Excerpts from Jim Conrad's Naturalist Newsletter of November 19, 2007 Newsletter issued from Yerba Buena Clinic just outside Pueblo Nuevo Solistahuacan, Chiapas, MÉXICO
about 1740 meters in elevation, ± LAT. 17° 11' 27"N, LONG. -92° 53' 35"W

The other day as I descended the slope on a weedy trail I spotted some big, glossy-black blackberries that looked so succulently sweet and inviting that without thinking much about it I reached down as I passed by, pulled a few off, and threw them into my mouth.
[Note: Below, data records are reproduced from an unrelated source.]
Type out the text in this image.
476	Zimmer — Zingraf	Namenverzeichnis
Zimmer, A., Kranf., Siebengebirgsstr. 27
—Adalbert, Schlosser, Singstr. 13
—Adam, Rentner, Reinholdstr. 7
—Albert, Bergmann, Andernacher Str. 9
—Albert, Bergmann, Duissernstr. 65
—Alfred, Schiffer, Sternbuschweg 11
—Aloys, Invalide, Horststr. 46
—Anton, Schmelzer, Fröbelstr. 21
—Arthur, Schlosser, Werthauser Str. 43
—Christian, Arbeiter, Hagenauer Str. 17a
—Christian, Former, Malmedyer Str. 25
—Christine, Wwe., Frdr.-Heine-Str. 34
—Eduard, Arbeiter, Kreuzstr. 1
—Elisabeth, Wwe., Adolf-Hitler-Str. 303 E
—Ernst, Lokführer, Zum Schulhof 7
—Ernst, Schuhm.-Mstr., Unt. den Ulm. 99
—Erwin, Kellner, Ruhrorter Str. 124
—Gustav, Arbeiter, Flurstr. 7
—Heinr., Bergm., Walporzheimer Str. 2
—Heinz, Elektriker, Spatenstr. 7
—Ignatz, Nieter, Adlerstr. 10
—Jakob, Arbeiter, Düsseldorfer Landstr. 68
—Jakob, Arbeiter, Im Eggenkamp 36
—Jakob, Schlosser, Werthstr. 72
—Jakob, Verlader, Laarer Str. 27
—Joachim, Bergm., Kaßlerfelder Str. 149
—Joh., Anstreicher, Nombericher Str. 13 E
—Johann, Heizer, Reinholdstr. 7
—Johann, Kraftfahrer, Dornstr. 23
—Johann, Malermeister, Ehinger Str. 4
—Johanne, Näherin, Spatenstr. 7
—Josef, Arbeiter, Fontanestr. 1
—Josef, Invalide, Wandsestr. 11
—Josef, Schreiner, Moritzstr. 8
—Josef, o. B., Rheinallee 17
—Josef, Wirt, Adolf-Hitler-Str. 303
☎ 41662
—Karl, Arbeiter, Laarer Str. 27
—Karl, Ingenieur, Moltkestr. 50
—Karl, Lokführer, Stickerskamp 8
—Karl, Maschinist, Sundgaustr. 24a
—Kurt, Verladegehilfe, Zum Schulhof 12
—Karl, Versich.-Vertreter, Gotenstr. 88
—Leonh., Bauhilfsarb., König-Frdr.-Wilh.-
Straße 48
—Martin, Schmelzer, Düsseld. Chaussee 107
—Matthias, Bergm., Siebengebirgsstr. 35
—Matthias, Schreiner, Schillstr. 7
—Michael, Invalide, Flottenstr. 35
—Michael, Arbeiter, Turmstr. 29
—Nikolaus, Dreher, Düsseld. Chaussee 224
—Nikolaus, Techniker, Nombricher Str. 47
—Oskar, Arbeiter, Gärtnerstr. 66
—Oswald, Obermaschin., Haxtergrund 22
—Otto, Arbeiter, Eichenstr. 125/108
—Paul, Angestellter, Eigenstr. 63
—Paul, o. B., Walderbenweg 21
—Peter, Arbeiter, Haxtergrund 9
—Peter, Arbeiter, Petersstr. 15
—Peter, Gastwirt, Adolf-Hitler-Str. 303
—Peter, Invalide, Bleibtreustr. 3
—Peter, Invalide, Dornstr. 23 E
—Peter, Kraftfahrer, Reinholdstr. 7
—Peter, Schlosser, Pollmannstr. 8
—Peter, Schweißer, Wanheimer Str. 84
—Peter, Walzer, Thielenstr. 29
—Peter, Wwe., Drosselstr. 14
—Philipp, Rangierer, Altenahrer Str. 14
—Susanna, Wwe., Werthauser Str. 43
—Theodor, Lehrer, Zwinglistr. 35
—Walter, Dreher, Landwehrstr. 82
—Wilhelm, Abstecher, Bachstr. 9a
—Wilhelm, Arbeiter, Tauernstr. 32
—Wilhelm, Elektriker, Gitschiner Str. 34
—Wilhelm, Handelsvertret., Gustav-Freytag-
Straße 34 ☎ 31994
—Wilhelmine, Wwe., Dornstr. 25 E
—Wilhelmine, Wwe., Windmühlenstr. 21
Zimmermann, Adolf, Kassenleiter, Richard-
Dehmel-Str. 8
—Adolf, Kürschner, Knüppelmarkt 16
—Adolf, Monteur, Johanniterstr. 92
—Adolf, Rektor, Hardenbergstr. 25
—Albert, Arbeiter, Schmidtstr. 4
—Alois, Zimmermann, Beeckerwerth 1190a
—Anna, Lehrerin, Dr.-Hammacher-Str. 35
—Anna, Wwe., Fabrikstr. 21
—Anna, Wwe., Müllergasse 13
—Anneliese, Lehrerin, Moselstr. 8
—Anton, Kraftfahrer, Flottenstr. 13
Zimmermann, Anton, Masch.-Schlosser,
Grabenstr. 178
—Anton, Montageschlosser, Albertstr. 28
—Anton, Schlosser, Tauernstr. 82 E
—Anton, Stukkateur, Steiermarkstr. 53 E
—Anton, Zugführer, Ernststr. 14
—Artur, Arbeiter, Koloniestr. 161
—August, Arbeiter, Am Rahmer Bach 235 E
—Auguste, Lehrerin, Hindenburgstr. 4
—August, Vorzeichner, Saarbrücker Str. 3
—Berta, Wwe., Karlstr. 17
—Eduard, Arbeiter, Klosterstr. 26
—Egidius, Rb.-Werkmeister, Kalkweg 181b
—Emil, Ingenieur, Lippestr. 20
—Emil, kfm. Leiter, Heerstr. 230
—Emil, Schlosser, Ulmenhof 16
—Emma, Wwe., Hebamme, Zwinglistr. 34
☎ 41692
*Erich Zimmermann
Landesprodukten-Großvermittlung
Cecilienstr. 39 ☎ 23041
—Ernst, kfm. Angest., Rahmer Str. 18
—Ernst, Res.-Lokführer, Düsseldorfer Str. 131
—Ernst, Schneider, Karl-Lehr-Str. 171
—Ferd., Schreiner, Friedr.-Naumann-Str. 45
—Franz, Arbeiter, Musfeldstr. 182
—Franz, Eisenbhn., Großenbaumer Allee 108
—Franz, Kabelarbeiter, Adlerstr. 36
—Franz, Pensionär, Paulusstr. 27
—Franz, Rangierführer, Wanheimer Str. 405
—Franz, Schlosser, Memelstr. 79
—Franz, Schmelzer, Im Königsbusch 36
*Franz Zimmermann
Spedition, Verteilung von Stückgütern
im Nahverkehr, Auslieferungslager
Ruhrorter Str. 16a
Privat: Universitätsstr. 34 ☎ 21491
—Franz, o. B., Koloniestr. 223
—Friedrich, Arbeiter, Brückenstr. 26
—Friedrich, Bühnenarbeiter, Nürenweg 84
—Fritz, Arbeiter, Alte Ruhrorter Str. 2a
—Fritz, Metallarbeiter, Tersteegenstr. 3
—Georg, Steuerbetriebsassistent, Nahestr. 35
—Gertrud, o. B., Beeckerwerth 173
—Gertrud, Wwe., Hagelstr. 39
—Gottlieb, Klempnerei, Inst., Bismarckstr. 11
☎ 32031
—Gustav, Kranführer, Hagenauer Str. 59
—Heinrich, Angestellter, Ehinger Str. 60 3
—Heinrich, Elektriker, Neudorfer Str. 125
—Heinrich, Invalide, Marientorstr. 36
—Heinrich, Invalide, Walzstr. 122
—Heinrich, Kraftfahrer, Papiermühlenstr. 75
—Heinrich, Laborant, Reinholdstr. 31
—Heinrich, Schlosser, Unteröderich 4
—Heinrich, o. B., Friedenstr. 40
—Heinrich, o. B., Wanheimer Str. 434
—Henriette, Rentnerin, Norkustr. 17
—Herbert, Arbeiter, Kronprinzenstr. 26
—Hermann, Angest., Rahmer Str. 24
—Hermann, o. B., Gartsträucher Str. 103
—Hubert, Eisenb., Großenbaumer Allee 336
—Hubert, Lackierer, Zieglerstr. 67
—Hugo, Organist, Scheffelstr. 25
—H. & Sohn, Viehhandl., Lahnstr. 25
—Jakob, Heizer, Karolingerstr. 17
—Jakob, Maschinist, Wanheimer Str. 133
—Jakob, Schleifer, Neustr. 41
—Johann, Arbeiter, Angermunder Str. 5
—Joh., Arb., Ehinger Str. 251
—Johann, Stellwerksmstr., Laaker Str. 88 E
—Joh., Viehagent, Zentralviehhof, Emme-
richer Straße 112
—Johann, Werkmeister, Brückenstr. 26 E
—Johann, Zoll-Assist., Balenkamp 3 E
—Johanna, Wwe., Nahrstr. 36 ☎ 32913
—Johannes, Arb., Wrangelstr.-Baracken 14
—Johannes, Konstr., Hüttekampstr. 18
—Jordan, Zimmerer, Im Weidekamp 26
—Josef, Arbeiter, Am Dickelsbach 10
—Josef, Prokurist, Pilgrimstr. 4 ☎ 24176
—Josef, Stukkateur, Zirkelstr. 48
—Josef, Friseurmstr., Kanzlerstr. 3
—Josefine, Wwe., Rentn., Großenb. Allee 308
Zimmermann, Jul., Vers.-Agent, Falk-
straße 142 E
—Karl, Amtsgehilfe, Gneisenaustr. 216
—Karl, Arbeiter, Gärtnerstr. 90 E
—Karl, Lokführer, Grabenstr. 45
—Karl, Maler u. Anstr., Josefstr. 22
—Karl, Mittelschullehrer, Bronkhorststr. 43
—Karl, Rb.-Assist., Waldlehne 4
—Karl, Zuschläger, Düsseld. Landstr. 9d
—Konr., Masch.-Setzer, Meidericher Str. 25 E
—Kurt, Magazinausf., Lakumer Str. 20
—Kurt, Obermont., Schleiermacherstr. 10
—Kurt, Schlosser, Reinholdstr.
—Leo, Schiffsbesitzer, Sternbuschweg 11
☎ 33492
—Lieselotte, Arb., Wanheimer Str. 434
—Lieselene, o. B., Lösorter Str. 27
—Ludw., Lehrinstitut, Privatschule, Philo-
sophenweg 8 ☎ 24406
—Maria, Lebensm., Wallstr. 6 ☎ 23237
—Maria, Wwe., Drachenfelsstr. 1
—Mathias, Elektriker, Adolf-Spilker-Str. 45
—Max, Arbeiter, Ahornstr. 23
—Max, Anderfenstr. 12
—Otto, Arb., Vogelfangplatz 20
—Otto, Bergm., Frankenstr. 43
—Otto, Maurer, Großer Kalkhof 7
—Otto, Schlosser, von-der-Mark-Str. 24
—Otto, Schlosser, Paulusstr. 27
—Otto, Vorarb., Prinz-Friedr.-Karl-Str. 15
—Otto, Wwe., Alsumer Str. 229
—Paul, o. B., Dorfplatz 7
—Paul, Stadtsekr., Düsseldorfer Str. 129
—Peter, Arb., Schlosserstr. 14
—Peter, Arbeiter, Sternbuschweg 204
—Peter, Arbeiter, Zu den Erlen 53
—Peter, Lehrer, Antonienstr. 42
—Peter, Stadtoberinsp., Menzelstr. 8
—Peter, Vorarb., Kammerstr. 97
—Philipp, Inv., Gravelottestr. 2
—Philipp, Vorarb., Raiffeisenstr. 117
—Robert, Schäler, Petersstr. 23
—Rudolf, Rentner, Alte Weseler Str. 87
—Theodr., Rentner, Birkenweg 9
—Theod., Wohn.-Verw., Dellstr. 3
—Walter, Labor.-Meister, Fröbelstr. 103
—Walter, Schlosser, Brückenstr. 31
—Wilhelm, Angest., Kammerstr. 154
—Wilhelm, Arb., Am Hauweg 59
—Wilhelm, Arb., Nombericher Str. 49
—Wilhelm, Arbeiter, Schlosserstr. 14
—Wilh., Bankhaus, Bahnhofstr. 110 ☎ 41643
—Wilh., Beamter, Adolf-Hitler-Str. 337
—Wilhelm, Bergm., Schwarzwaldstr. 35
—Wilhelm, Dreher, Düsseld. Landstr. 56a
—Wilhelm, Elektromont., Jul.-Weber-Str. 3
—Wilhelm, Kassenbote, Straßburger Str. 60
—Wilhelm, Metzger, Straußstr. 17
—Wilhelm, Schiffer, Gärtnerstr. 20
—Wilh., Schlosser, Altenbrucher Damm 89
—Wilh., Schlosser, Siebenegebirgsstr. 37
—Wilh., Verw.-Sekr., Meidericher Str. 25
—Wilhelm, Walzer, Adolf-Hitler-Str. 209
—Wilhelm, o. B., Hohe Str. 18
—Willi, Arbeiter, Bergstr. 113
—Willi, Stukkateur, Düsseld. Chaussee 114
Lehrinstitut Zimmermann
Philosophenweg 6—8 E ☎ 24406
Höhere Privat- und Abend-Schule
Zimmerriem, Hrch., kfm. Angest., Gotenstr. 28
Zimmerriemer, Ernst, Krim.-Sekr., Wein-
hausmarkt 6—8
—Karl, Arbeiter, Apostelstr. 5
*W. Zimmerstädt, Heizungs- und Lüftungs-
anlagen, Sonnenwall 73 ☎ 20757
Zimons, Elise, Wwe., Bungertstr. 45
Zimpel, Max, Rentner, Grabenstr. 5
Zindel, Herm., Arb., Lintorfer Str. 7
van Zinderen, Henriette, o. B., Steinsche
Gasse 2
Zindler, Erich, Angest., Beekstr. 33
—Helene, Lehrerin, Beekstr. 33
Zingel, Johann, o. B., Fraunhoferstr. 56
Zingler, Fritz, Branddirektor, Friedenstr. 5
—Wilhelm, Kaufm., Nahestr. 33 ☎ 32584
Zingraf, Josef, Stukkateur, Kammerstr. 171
I returned to the bush, looked closer and saw what's shown below:

(Lantana Fruits)

Clearly that's no blackberry, though the plant had been growing up through some leafy blackberry canes, so at least my mistake hadn't been entirely reckless. Typical blackberry leaves are "digitally compound," with leaflets arising from atop a petiole like a hand's "digits," but this plant bears simple, or undivided, leaves. In fact, the leaf shape and the leaves' crinkly surfaces ("rugose" in botanist terms) made me think of weedy Lantanas.

In fact, it is a Lantana, but I'm not sure which one since the flowers have long since fallen away as the fruits enlarged and matured.